Voltando a falar de confiança, lembro que o principal aprendizado que tive quando estudei na Finlândia foi vivenciando a cultura da confiança daquele país. Cidadãos confiam no governo, que confia em cidadãos. Vizinhos confiam em vizinhos. Pais em professores, professores em alunos e estes em professores e pais. As empresas confiam em seus funcionários, que confiam em seus clientes e, estes, claro, nas empresas. Confiar é a reação automática nas relações pessoais e comunitárias dos finlandeses. Intrigado com essa diferença cultural entre eles e nós, perguntei a um dos professores quais seriam as bases daquele padrão cultural.

Dentre algumas questões históricas e sociais na sua resposta, ele disse que se tratava de uma questão pragmática. O gasto cognitivo para desconfiar é elevado. Assim, economizando o esforço da desconfiança, o finlandês pode usar essa energia cognitiva e emocional em outras atividades mais nobres, como a aprendizagem e a criatividade.

Criatividade, aliás, uma das principais competências do intraempreendedor social.

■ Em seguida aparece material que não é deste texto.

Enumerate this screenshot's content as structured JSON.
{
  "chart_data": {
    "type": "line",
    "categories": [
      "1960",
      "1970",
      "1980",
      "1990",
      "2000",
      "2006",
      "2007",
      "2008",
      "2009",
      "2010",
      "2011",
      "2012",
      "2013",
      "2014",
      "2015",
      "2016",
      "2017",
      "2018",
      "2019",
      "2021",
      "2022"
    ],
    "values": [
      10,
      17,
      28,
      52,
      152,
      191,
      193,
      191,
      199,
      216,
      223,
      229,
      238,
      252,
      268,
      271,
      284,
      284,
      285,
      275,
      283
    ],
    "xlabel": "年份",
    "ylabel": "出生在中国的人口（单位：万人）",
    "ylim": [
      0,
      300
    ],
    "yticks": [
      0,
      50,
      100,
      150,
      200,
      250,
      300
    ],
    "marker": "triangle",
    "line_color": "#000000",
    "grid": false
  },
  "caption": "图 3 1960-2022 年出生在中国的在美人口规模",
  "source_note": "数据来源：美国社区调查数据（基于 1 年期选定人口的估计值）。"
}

Gabriel Cardoso é um profissional transdisciplinar com abordagem empreendedora e apaixonado por futuros. É formado em administração, com mestrado em educação e é MBA em economia brasileira para gestão de negócios, além de educador do século 21 pela Universidade de Ciências Aplicadas de Tampere, Finlândia. Hoje é gerente-executivo do Instituto Sabin, organização responsável pelo investimento social privado do Grupo Sabin.  Autor e organizador de livros sobre empreendedorismo social e educação empreendedora é também especialista em ESG, negócios e investimentos de impacto, inovação social, investimento social privado, sustentabilidade, empreendedorismo social e educação empreendedora.